4. Offer

1.8K 205 55
                                    

"Turun," pinta Amelia.

Kendaraan dihentikannya tepat di depan pintu masuk yang memperlihatkan suasana tanpa aktivitas di dalamnya.

"Yang bener aja, lo! Masa text-nya kek gini?!" protesku selesai membaca kalimat pesan yang dikirimkannya tadi—"23.00 Moongrand Coffee, Broadway."

"... Kenapa emangnya?" tanyanya seraya menatap display waktu di dashboard yang menunjukkan pukul 22.50, sepuluh menit lebih pagi dari waktu yang dijanjikan.

"This late?!"

Ditariknya secara paksa telepon genggam kembali padanya dan dirabanya permukaannya dari hasil remasanku yang keras. "Ibu Olivia, yang tadi minta meeting baru dimulai jam tujuh malam itu siapa?" tanyanya mengingatkan.

"Harusnya ditunda besok, dong!"

Amelia menatap wajahku sebelum diembuskannya napas panjang, memahami usahaku yang menyedihkan. "Again!" ucapnya tidak suka.

"... Apaan?" Dengan cepat aku membuang muka.

"Tiap kali ketemu cowok, pasti nyari alesan!" bentaknya. "Wake up!" Tangannya mendarat di atas pundakku dan menggerak-gerakkannya dengan kasar.

"Batalin aja, deh!"

"Benjamin! Tiga bulan!" ingatnya, "Bima!" lanjutnya lagi. "Lo gak liat Quick dia? Oh, lo gak punya QG, yah? Cape, deh ... jaman gini gak maen sosmed!" tambahnya bertubi-tubi. "Sepupu lo itu asli jijik banget! Hampir semua staf kantor ditidurin! Apa mau, semua harta lo jatuh ke dia?!"

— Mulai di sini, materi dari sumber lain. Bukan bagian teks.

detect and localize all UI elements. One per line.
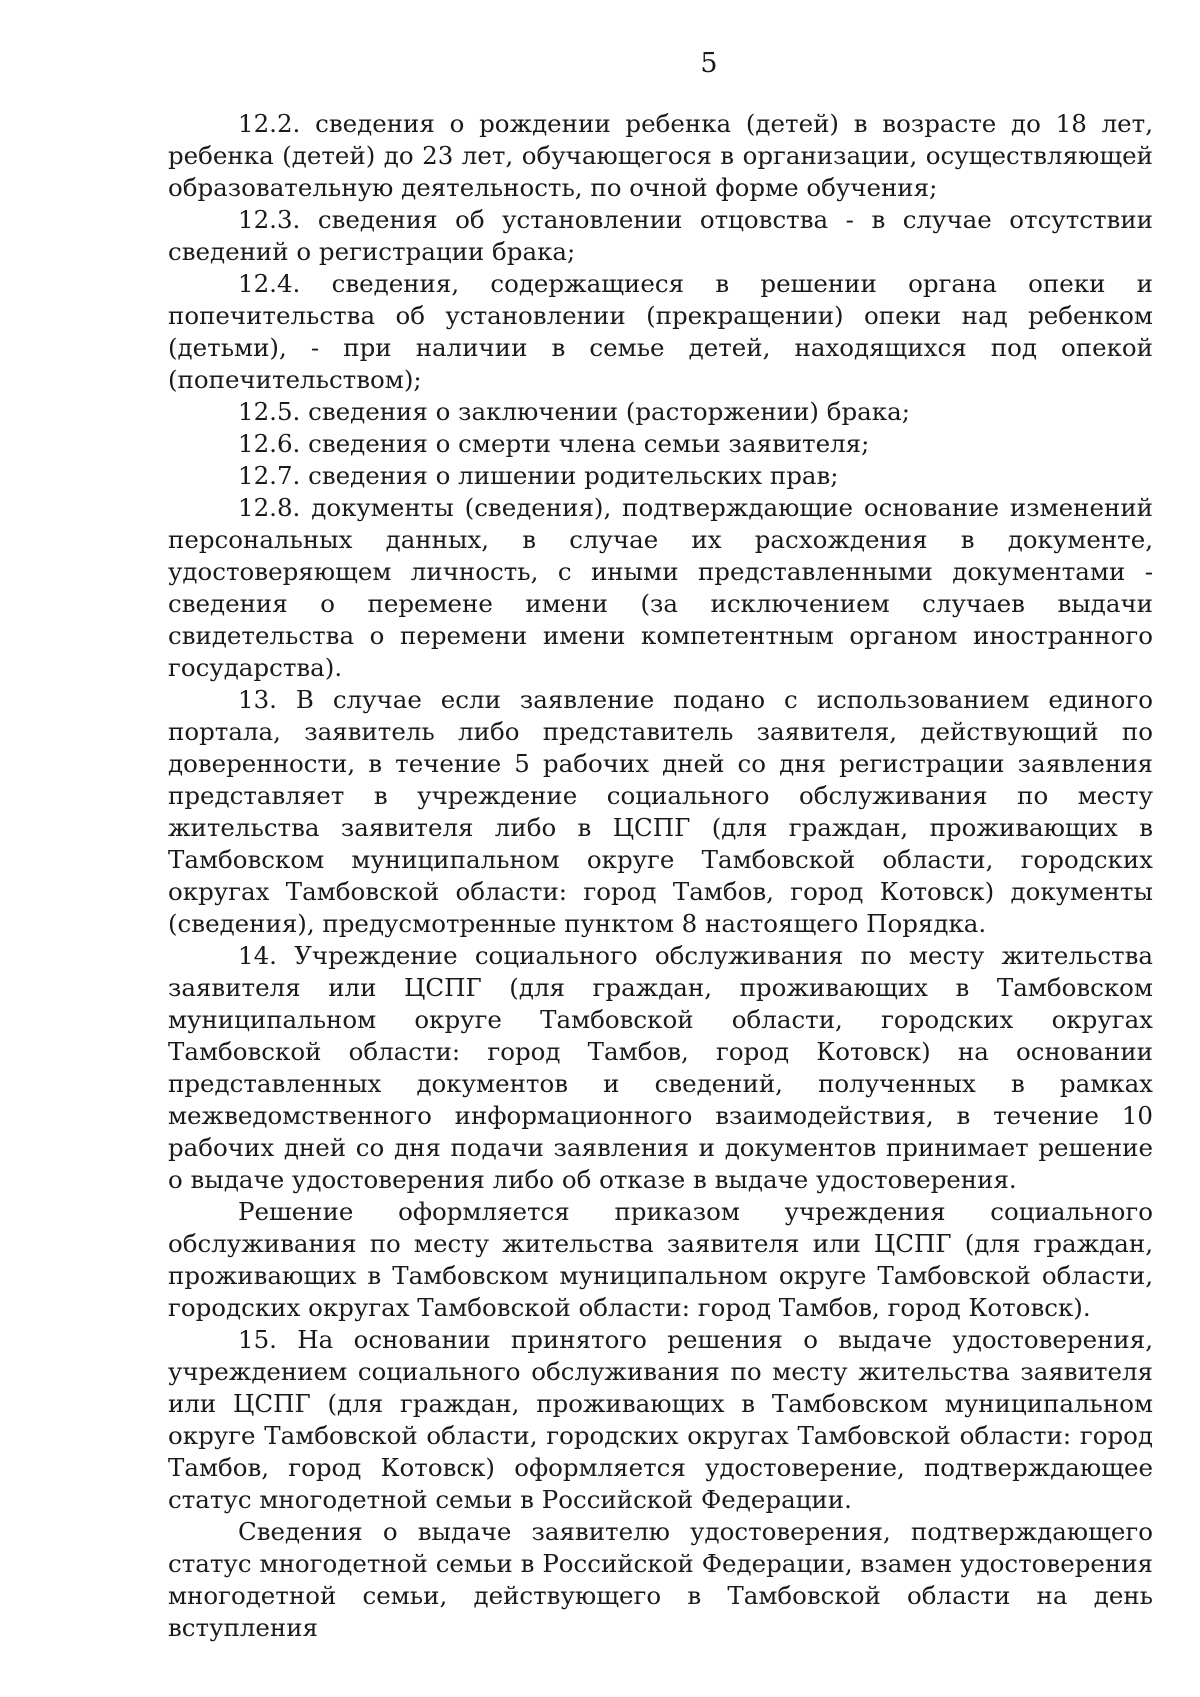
paragraph-12-6: 12.6. сведения о смерти члена семьи заявителя; bbox=[238, 429, 870, 458]
paragraph-12-4: 12.4. сведения, содержащиеся в решении органа опеки и попечительства об установлении (прекращении) опеки над ребенком (детьми), - при наличии в семье детей, находящихся под опекой (попечительством); bbox=[168, 269, 1153, 394]
paragraph-12-2: 12.2. сведения о рождении ребенка (детей) в возрасте до 18 лет, ребенка (детей) до 23 лет, обучающегося в организации, осуществляющей образовательную деятельность, по очной форме обучения; bbox=[168, 109, 1153, 202]
paragraph-15-info: Сведения о выдаче заявителю удостоверения, подтверждающего статус многодетной семьи в Российской Федерации, взамен удостоверения многодетной семьи, действующего в Тамбовской области на день вступления bbox=[168, 1517, 1153, 1642]
paragraph-15: 15. На основании принятого решения о выдаче удостоверения, учреждением социального обслуживания по месту жительства заявителя или ЦСПГ (для граждан, проживающих в Тамбовском муниципальном округе Тамбовской области, городских округах Тамбовской области: город Тамбов, город Котовск) оформляется удостоверение, подтверждающее статус многодетной семьи в Российской Федерации. bbox=[168, 1325, 1153, 1514]
page-number-text: 5 bbox=[700, 48, 718, 79]
paragraph-12-5: 12.5. сведения о заключении (расторжении) брака; bbox=[238, 397, 910, 426]
paragraph-12-3: 12.3. сведения об установлении отцовства - в случае отсутствии сведений о регистрации брака; bbox=[168, 205, 1153, 266]
paragraph-12-8: 12.8. документы (сведения), подтверждающие основание изменений персональных данных, в случае их расхождения в документе, удостоверяющем личность, с иными представленными документами - сведения о перемене имени (за исключением случаев выдачи свидетельства о перемени имени компетентным органом иностранного государства). bbox=[168, 493, 1153, 682]
paragraph-12-7: 12.7. сведения о лишении родительских прав; bbox=[238, 461, 839, 490]
page-number bbox=[0, 48, 1200, 79]
paragraph-13: 13. В случае если заявление подано с использованием единого портала, заявитель либо представитель заявителя, действующий по доверенности, в течение 5 рабочих дней со дня регистрации заявления представляет в учреждение социального обслуживания по месту жительства заявителя либо в ЦСПГ (для граждан, проживающих в Тамбовском муниципальном округе Тамбовской области, городских округах Тамбовской области: город Тамбов, город Котовск) документы (сведения), предусмотренные пунктом 8 настоящего Порядка. bbox=[168, 685, 1153, 938]
paragraph-14: 14. Учреждение социального обслуживания по месту жительства заявителя или ЦСПГ (для граждан, проживающих в Тамбовском муниципальном округе Тамбовской области, городских округах Тамбовской области: город Тамбов, город Котовск) на основании представленных документов и сведений, полученных в рамках межведомственного информационного взаимодействия, в течение 10 рабочих дней со дня подачи заявления и документов принимает решение о выдаче удостоверения либо об отказе в выдаче удостоверения. bbox=[168, 941, 1153, 1194]
paragraph-14-decision: Решение оформляется приказом учреждения социального обслуживания по месту жительства заявителя или ЦСПГ (для граждан, проживающих в Тамбовском муниципальном округе Тамбовской области, городских округах Тамбовской области: город Тамбов, город Котовск). bbox=[168, 1197, 1153, 1322]
document-body bbox=[168, 108, 1153, 1644]
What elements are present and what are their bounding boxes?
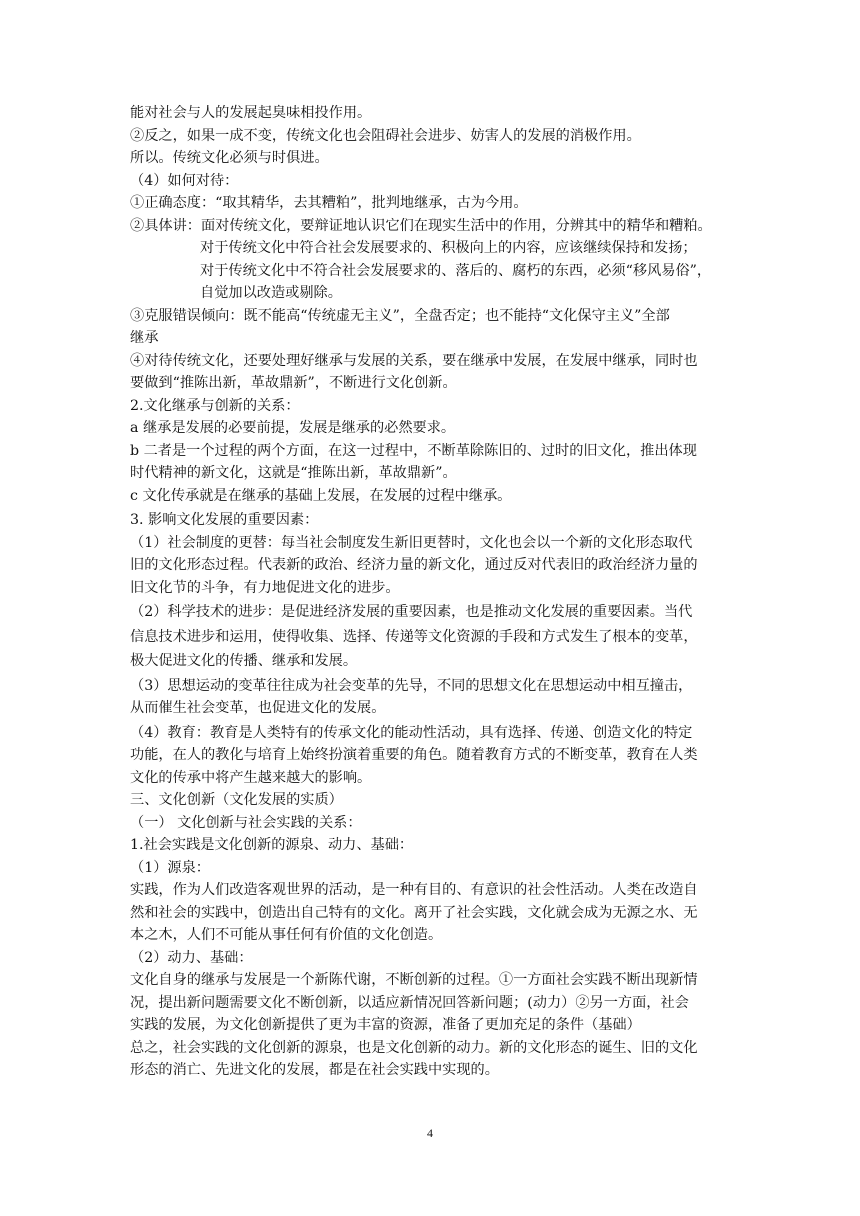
text-line: 然和社会的实践中，创造出自己特有的文化。离开了社会实践，文化就会成为无源之水、无 (130, 904, 698, 921)
text-line: ②具体讲：面对传统文化，要辩证地认识它们在现实生活中的作用，分辨其中的精华和糟粕。 (130, 217, 712, 234)
text-line: 总之，社会实践的文化创新的源泉，也是文化创新的动力。新的文化形态的诞生、旧的文化 (130, 1039, 698, 1056)
text-line: 文化的传承中将产生越来越大的影响。 (130, 769, 372, 786)
text-line: 能对社会与人的发展起臭味相投作用。 (130, 105, 372, 121)
body-text (130, 102, 730, 1082)
text-line: c 文化传承就是在继承的基础上发展，在发展的过程中继承。 (130, 487, 512, 504)
text-line: （2）动力、基础： (130, 949, 253, 966)
page-number: 4 (427, 1126, 433, 1140)
text-line: （3）思想运动的变革往往成为社会变革的先导，不同的思想文化在思想运动中相互撞击， (130, 677, 693, 694)
text-line: （2）科学技术的进步：是促进经济发展的重要因素，也是推动文化发展的重要因素。当代 (130, 604, 693, 620)
section-heading: 3. 影响文化发展的重要因素： (130, 512, 319, 528)
text-line: （4）如何对待： (130, 172, 239, 189)
text-line-indented: 自觉加以改造或剔除。 (200, 285, 342, 301)
text-line: 要做到“推陈出新，革故鼎新”，不断进行文化创新。 (130, 375, 457, 391)
text-line: a 继承是发展的必要前提，发展是继承的必然要求。 (130, 420, 456, 436)
text-line: 实践的发展，为文化创新提供了更为丰富的资源，准备了更加充足的条件（基础） (130, 1017, 641, 1033)
text-line: （4）教育：教育是人类特有的传承文化的能动性活动，具有选择、传递、创造文化的特定 (130, 724, 693, 741)
section-heading: 1.社会实践是文化创新的源泉、动力、基础： (130, 837, 414, 853)
text-line: 实践，作为人们改造客观世界的活动，是一种有目的、有意识的社会性活动。人类在改造自 (130, 882, 698, 898)
text-line: 时代精神的新文化，这就是“推陈出新，革故鼎新”。 (130, 465, 457, 481)
text-line: 从而催生社会变革，也促进文化的发展。 (130, 700, 386, 716)
text-line: ①正确态度：“取其精华，去其糟粕”，批判地继承，古为今用。 (130, 195, 528, 211)
text-line: 形态的消亡、先进文化的发展，都是在社会实践中实现的。 (130, 1062, 499, 1078)
section-heading: 2.文化继承与创新的关系： (130, 397, 300, 414)
text-line: 本之木，人们不可能从事任何有价值的文化创造。 (130, 927, 443, 943)
text-line: （1）社会制度的更替：每当社会制度发生新旧更替时，文化也会以一个新的文化形态取代 (130, 534, 693, 551)
text-line: 极大促进文化的传播、继承和发展。 (130, 653, 358, 669)
text-line: 信息技术进步和运用，使得收集、选择、传递等文化资源的手段和方式发生了根本的变革， (130, 628, 698, 645)
text-line: 所以。传统文化必须与时俱进。 (130, 150, 329, 166)
section-heading: 三、文化创新（文化发展的实质） (130, 792, 343, 808)
text-line: ④对待传统文化，还要处理好继承与发展的关系，要在继承中发展，在发展中继承，同时也 (130, 352, 698, 369)
text-line: 继承 (130, 330, 159, 346)
text-line: 功能，在人的教化与培育上始终扮演着重要的角色。随着教育方式的不断变革，教育在人类 (130, 747, 698, 763)
text-line: ②反之，如果一成不变，传统文化也会阻碍社会进步、妨害人的发展的消极作用。 (130, 127, 641, 144)
text-line: 文化自身的继承与发展是一个新陈代谢，不断创新的过程。①一方面社会实践不断出现新情 (130, 972, 698, 988)
section-heading: （一） 文化创新与社会实践的关系： (130, 814, 362, 831)
text-line: 况，提出新问题需要文化不断创新，以适应新情况回答新问题；(动力）②另一方面，社会 (130, 994, 689, 1011)
text-line: 旧的文化形态过程。代表新的政治、经济力量的新文化，通过反对代表旧的政治经济力量的 (130, 557, 698, 573)
text-line-indented: 对于传统文化中符合社会发展要求的、积极向上的内容，应该继续保持和发扬； (200, 240, 697, 256)
text-line-indented: 对于传统文化中不符合社会发展要求的、落后的、腐朽的东西，必须“移风易俗”， (200, 262, 712, 279)
text-line: b 二者是一个过程的两个方面，在这一过程中，不断革除陈旧的、过时的旧文化，推出体现 (130, 442, 697, 459)
text-line: 旧文化节的斗争，有力地促进文化的进步。 (130, 579, 400, 596)
text-line: （1）源泉： (130, 859, 210, 876)
text-line: ③克服错误倾向：既不能高“传统虚无主义”，全盘否定；也不能持“文化保守主义”全部 (130, 307, 670, 324)
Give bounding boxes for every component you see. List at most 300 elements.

Kubuang napas penuh frustasi menyadari semua fakta yang ada dan masa depanku yang segera menuju ambang kemiskinan. "Ehhhhh~," rengekku memelas manja seraya menatap wajahnya dengan kedua mata yang kuupayakan supaya berbinar.

"What now?" tanyanya tidak peduli dengan sebelah alis yang terangkat. "Turun," perintahnya galak.

Kumajukan bibir bawah semaksimal mungkin, cemberut sebal dan dengan terpaksa mematuhinya, tahu benar kalau setiap jurus yang kukeluarkan pasti dapat ditangkisnya dengan smash yang handal.

"Good luck!" teriaknya menyemangati dari balik kaca yang hanya diturunkan setengah.

"Loh?! Gak turun?" Pintu mobil segera dikuncinya di saat kedua kakiku melangkah keluar dan semburan angin malam kurasakan menampar wajah. Usahaku untuk kembali menaiki kendaraan digagalkannya begitu saja.

"Yang perlu married sama dia bukan gue," jelasnya datar.

"Terus, gue pulangnya gimana? WOI!" protesku padanya yang menginjak pedal gas dengan sekali pijakan, meninggalkanku seorang diri untuk menemui lelaki asing yang kuharap setuju untuk menikahiku.

***

Kuteguk pahitnya kafein dari dalam mug putih segera setelah aku duduk di atas sofa. Tanganku sedikit bergetar dan telapaknya mulai mengeluarkan keringat. Jam tangan yang tersemat di lengan saat ini memberi petunjuk bahwa tinggal semenit lagi waktu untuknya hadir.

Aku menghirup dalam-dalam udara beraroma kopi dan mengembuskannya sekali jadi untuk sebisa mungkin menenangkan diri. Parah! I'm the interviewer, kok malah bisa lebih tegang! Kuangkat kembali smart watch dan ia serentak terbangun menampilkan angka besar 11.01 PM di atasnya. Telat!

Kubalikkan tubuh ke arah pintu kaca dan sosoknya terlihat samar berdiri canggung dengan mulutnya yang menganga lebar. Lenganku yang memanjang ke atas segera menarik perhatiannya dan dengan satu kali lambaian tangan aku menyuruhnya untuk mendekat.

"Duduk," perintahku padanya yang menghentikan langkah tepat di belakang. Kuteguk kembali minuman di hadapanku sebelum bersiap-siap mengangkat wajah untuk menatapnya.